I’m having a hard time writing about these BBQ Chicken Sandwiches. My brain has been in over drive lately with the new site launch, and getting through last minute work stuff before I leave for my annual trip to Seattle on Thursday. You know how it is before vacation……laundry, packing, yada, yada, yada. I’m short on time, and mental focus.
Actually, now that I think about it, this BBQ chicken is actually the perfect thing to make when you’re brain dead. Its super simple, takes minimal effort and ingredients, and is deliciously filling once its ready. It will make you feel like you really accomplished something even though you barely have to do anything. Extra effort required is the last thing I need right now.
- 4 pounds boneless skinless chicken thighs
- 2 Tbs olive oil
- 1 large onion, diced
- 3 cloves garlic, minced
- 2 teaspoons smoked paprika
- 1 teaspoon chipotle chili powder
- 2 teaspoons salt
- Freshly ground black pepper
- 12 ounces barbecue sauce, store-bought or homemade, plus more for serving **I used store bought
- Heat the oven to 325°F.
- In a Dutch oven or heavy pot (with a lid) heat olive oil over medium heat. Cook the onion and garlic for 5 minutes or until soft. Stir in smoked paprika and chili powder. Add the chicken piece by piece, stirring to mix well with the onion. Stir in the salt and pepper. Add barbecue sauce and bring to a simmer. Turn off the heat.
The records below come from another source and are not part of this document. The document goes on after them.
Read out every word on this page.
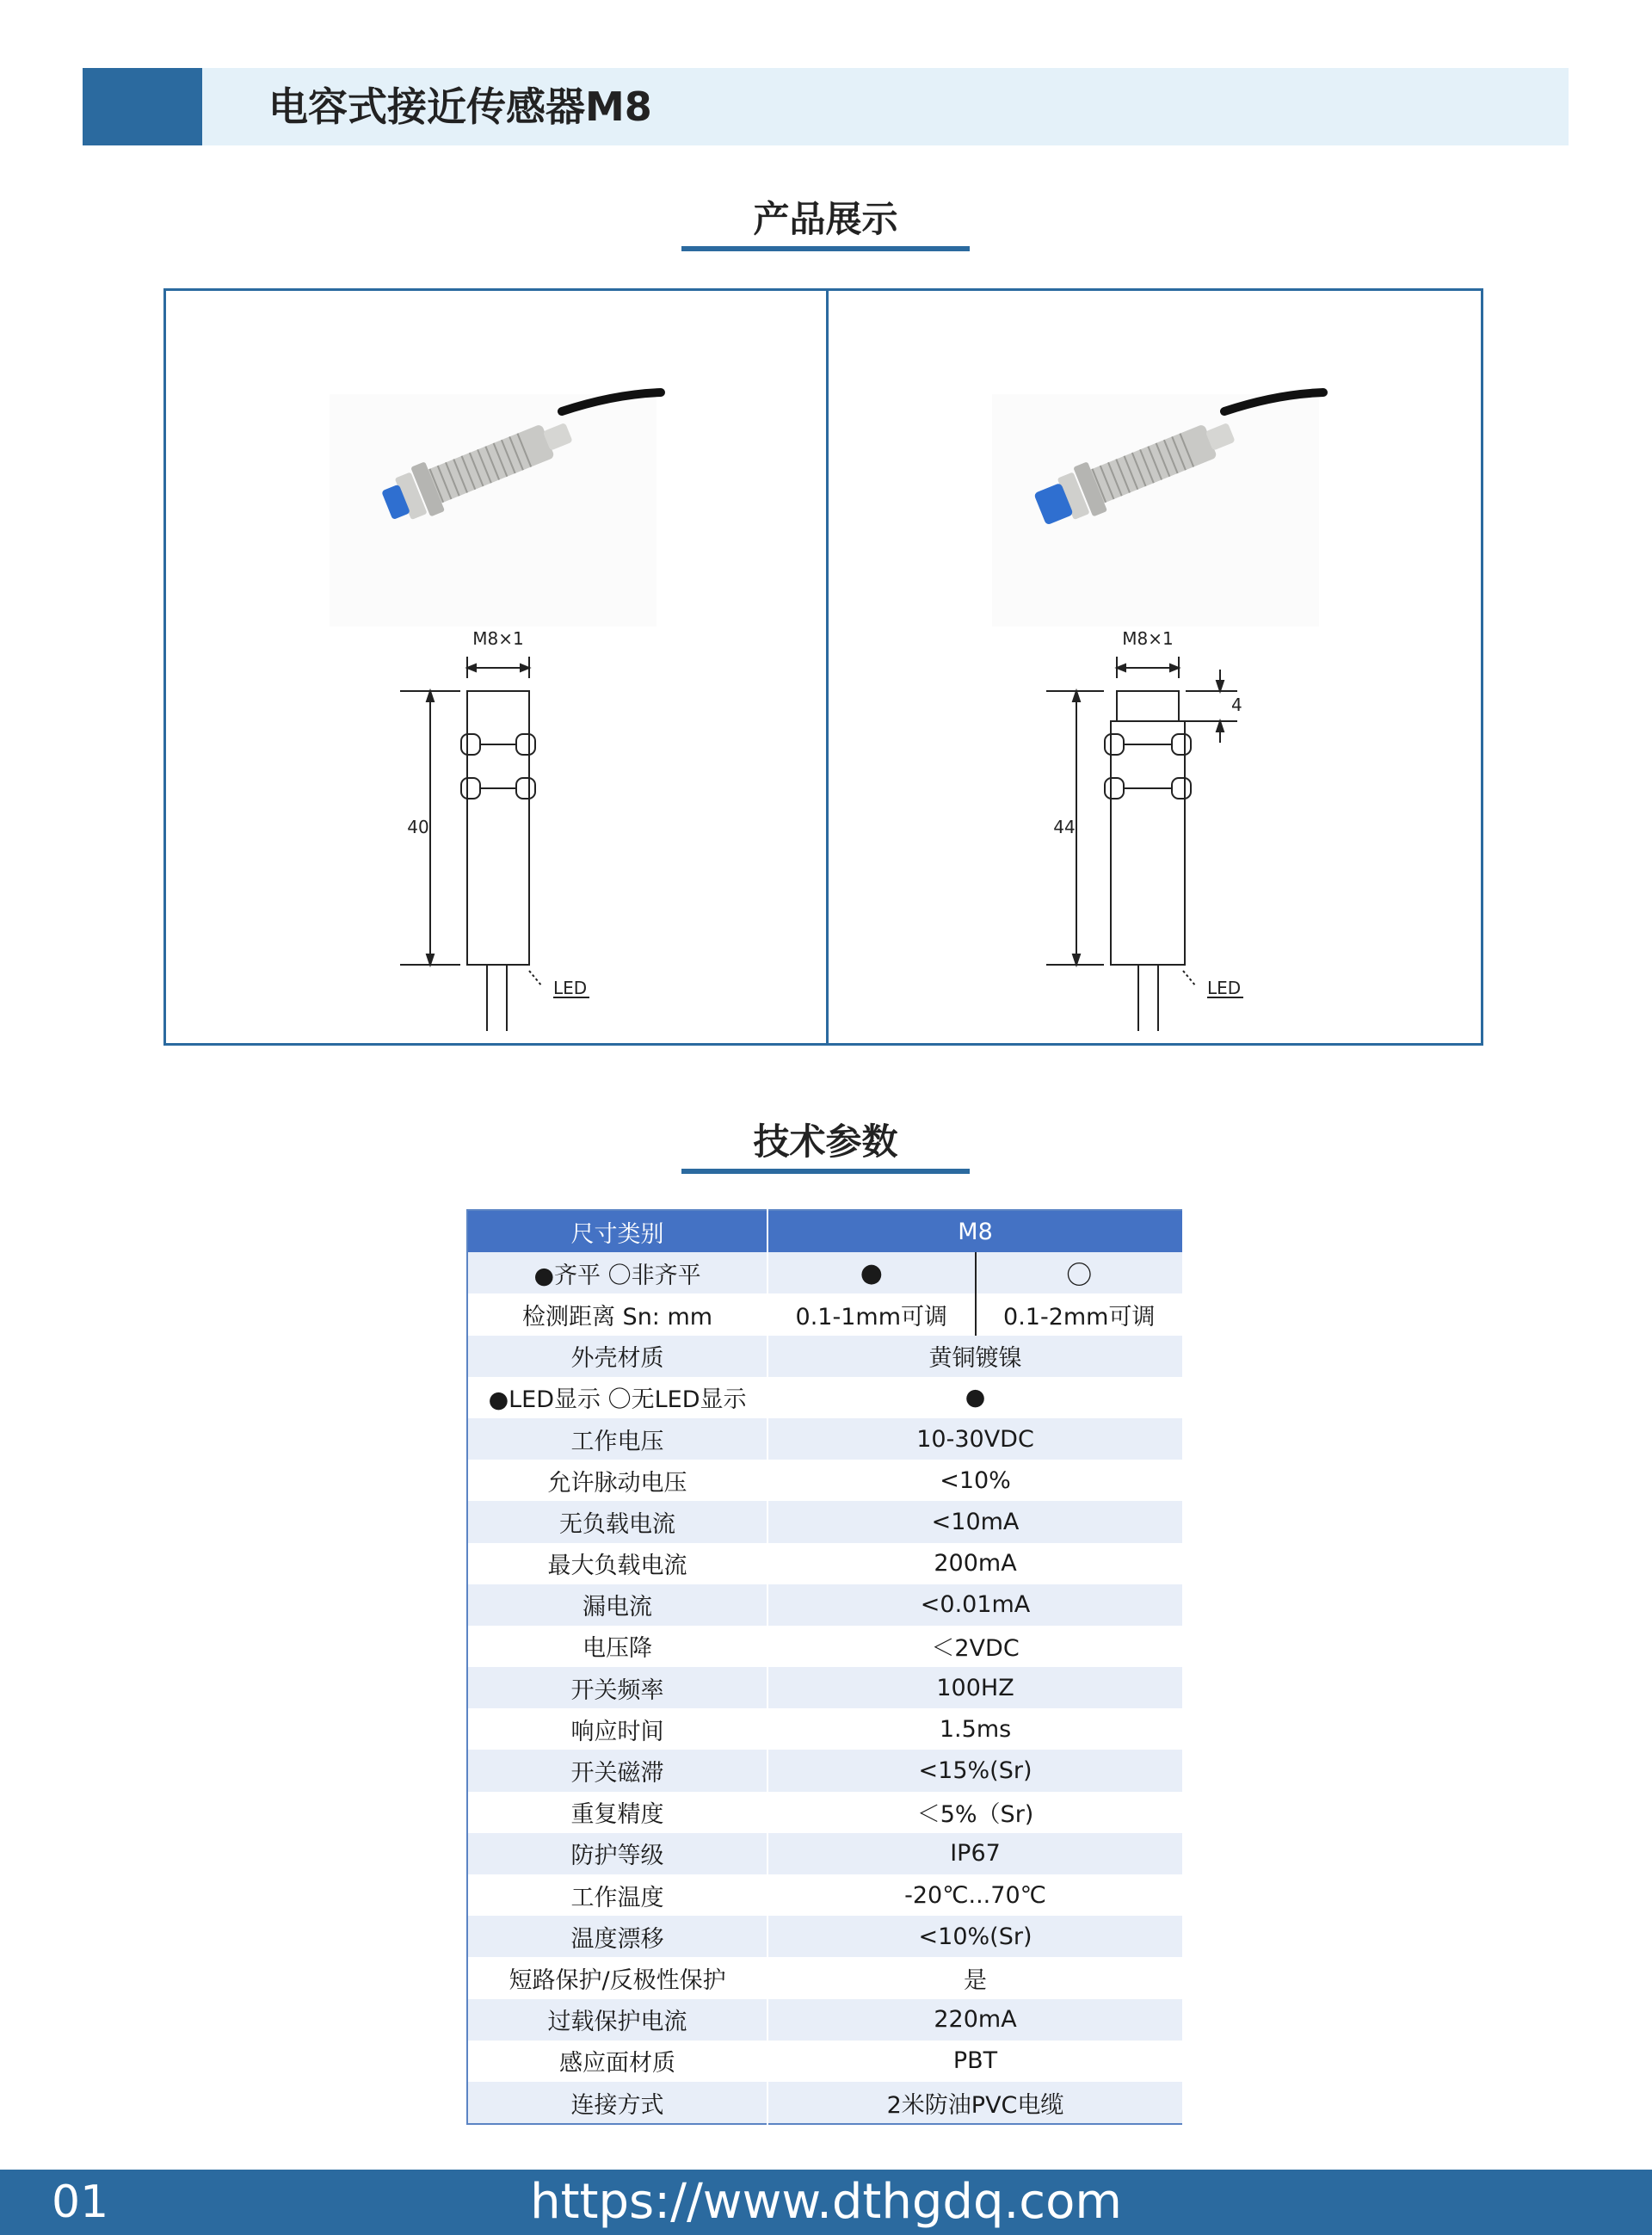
电容式接近传感器M8
产品展示
M8×1
40
LED
M8×1
4
44
LED
技术参数
尺寸类别	M8	
●齐平 〇非齐平	●	〇
检测距离 Sn: mm	0.1-1mm可调	0.1-2mm可调
外壳材质	黄铜镀镍	
●LED显示 〇无LED显示	●	
工作电压	10-30VDC	
允许脉动电压	<10%	
无负载电流	<10mA	
最大负载电流	200mA	
漏电流	<0.01mA	
电压降	＜2VDC	
开关频率	100HZ	
响应时间	1.5ms	
开关磁滞	<15%(Sr)	
重复精度	＜5%（Sr)	
防护等级	IP67	
工作温度	-20℃...70℃	
温度漂移	<10%(Sr)	
短路保护/反极性保护	是	
过载保护电流	220mA	
感应面材质	PBT	
连接方式	2米防油PVC电缆	
01	https://www.dthgdq.com
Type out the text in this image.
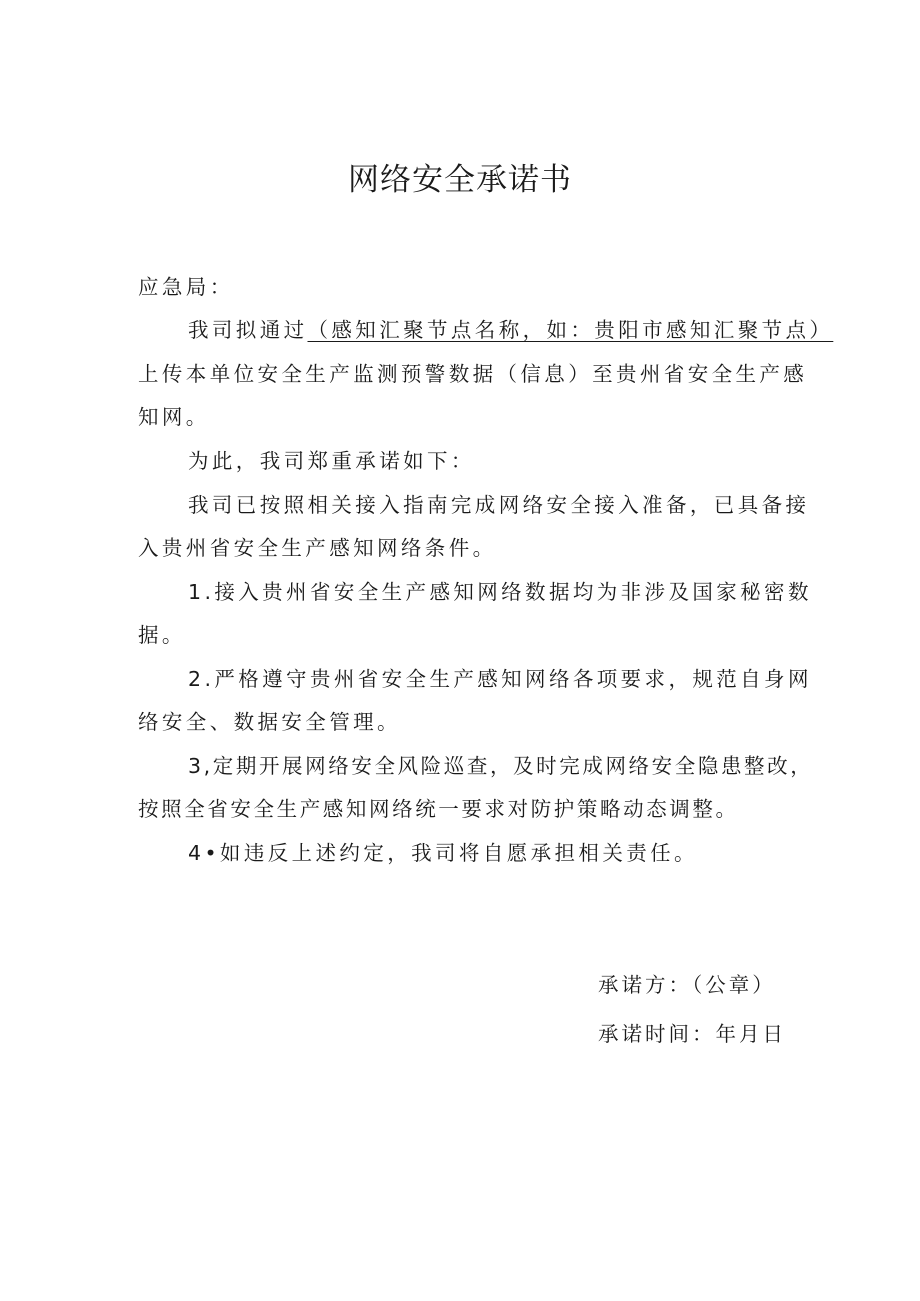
网络安全承诺书

应急局：

我司拟通过（感知汇聚节点名称，如：贵阳市感知汇聚节点）

上传本单位安全生产监测预警数据（信息）至贵州省安全生产感

知网。

为此，我司郑重承诺如下：

我司已按照相关接入指南完成网络安全接入准备，已具备接

入贵州省安全生产感知网络条件。

1.接入贵州省安全生产感知网络数据均为非涉及国家秘密数

据。

2.严格遵守贵州省安全生产感知网络各项要求，规范自身网

络安全、数据安全管理。

3,定期开展网络安全风险巡查，及时完成网络安全隐患整改，

按照全省安全生产感知网络统一要求对防护策略动态调整。

4•如违反上述约定，我司将自愿承担相关责任。

承诺方：（公章）

承诺时间：年月日
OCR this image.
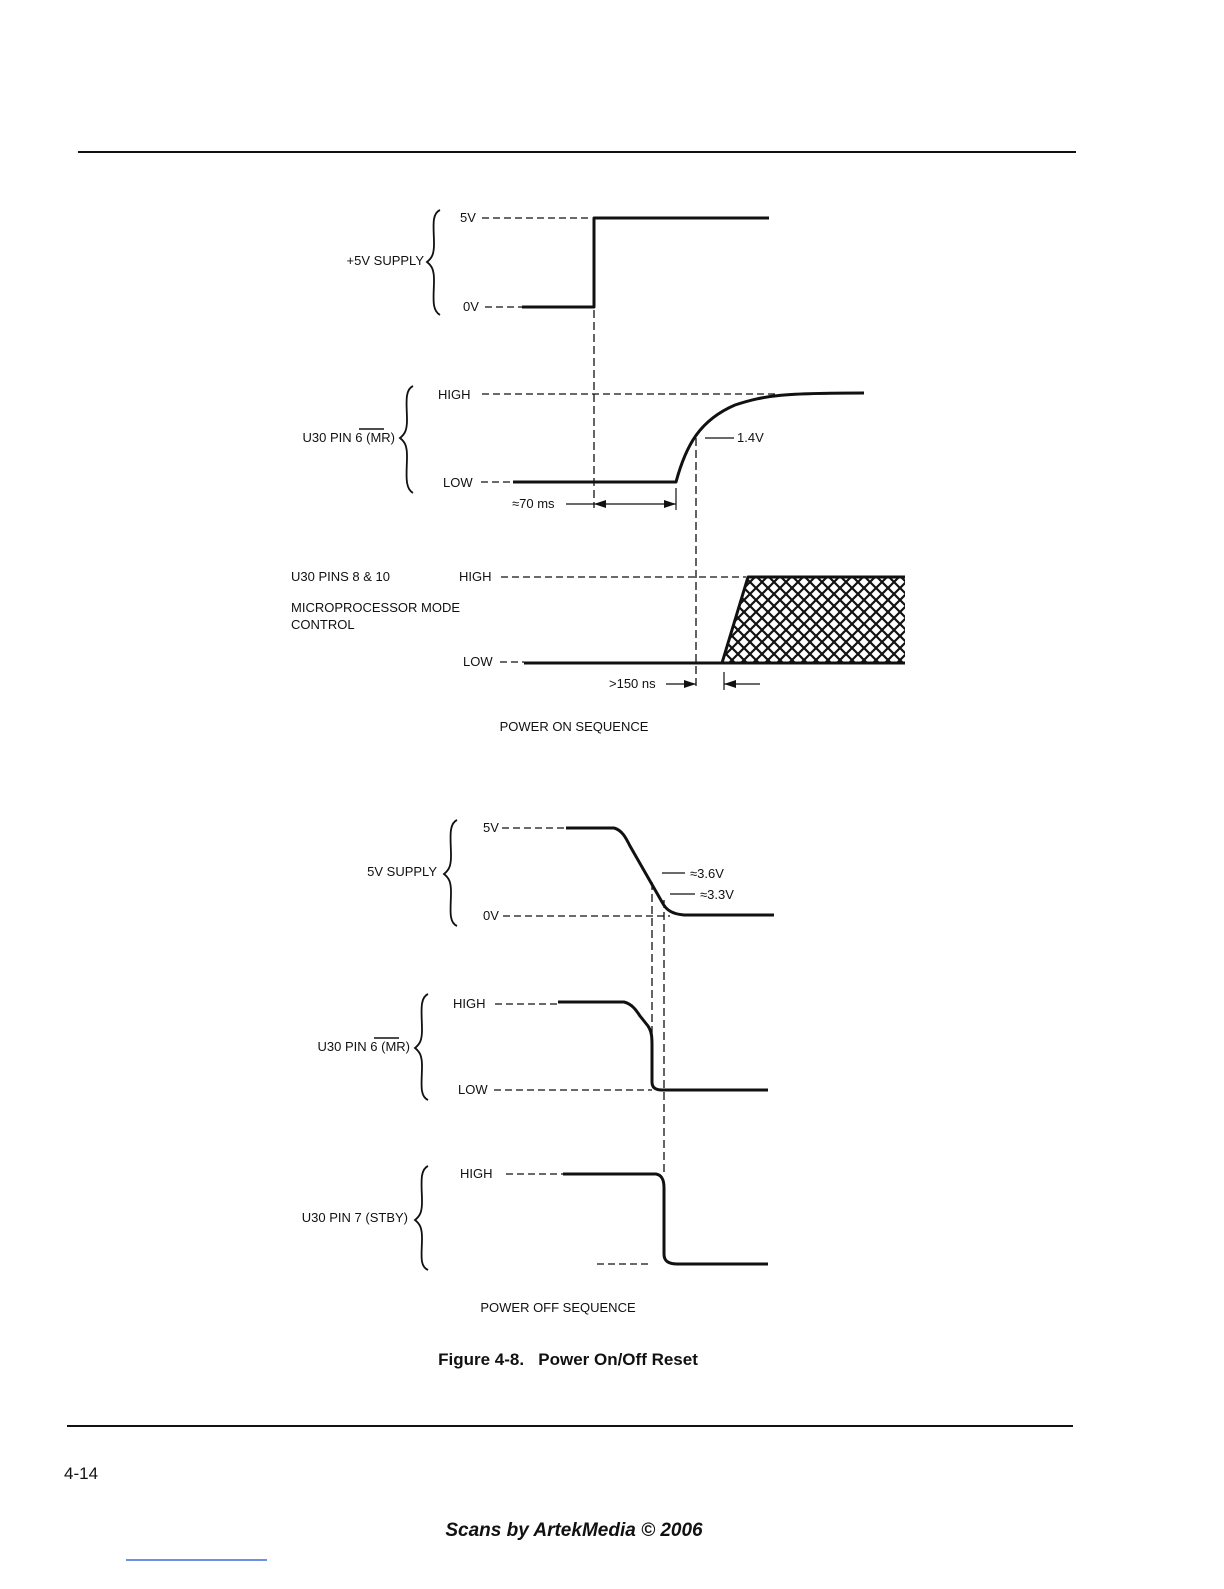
+5V SUPPLY
5V
0V
U30 PIN 6 (MR)
HIGH
LOW
1.4V
≈70 ms
U30 PINS 8 & 10
MICROPROCESSOR MODE
CONTROL
HIGH
LOW
>150 ns
POWER ON SEQUENCE
5V SUPPLY
5V
0V
≈3.6V
≈3.3V
U30 PIN 6 (MR)
HIGH
LOW
U30 PIN 7 (STBY)
HIGH
POWER OFF SEQUENCE
Figure 4-8.   Power On/Off Reset
4-14
Scans by ArtekMedia © 2006
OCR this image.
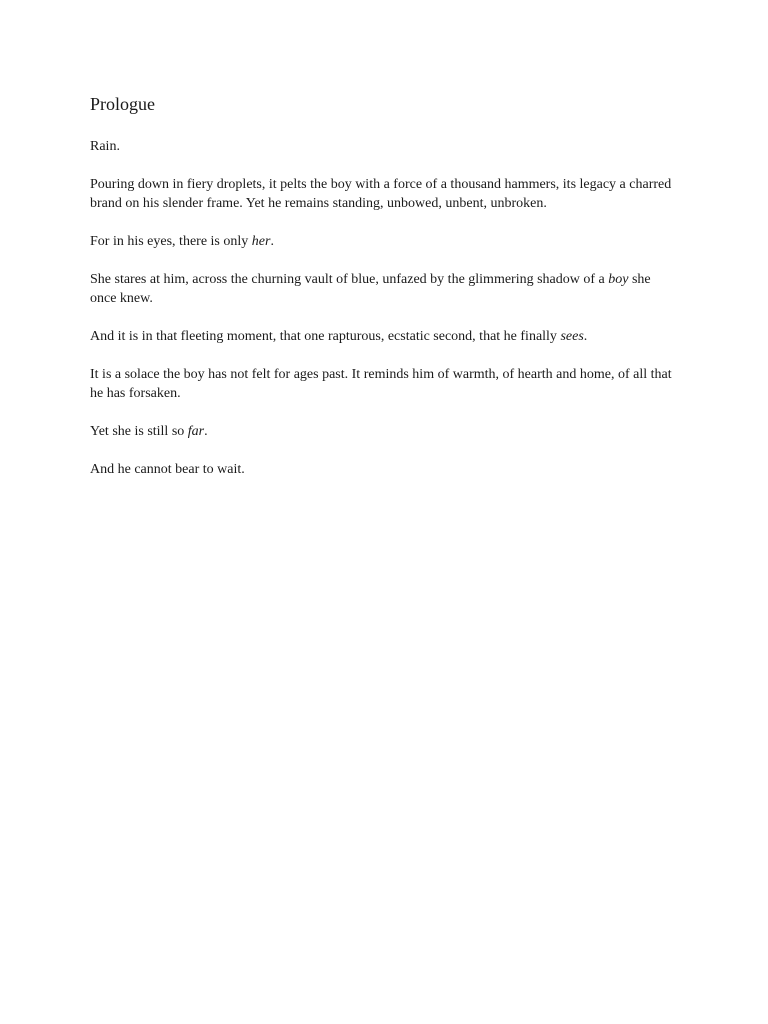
Prologue

Rain.

Pouring down in fiery droplets, it pelts the boy with a force of a thousand hammers, its legacy a charred brand on his slender frame. Yet he remains standing, unbowed, unbent, unbroken.

For in his eyes, there is only her.

She stares at him, across the churning vault of blue, unfazed by the glimmering shadow of a boy she once knew.

And it is in that fleeting moment, that one rapturous, ecstatic second, that he finally sees.

It is a solace the boy has not felt for ages past. It reminds him of warmth, of hearth and home, of all that he has forsaken.

Yet she is still so far.

And he cannot bear to wait.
- Bake, covered, for 90 minutes, or until the chicken is extremely tender. Remove from the oven and use a slotted spoon to remove the chicken to a large bowl. Use two forks to shred the chicken finely.
- Meanwhile, put the sauce on the stove over high heat. Bring to a boil and reduce the liquid in the pan to about half. Pour this thickened sauce over the shredded chicken and stir.
- Serve on whole wheat buns with a side of coleslaw (store bought again!)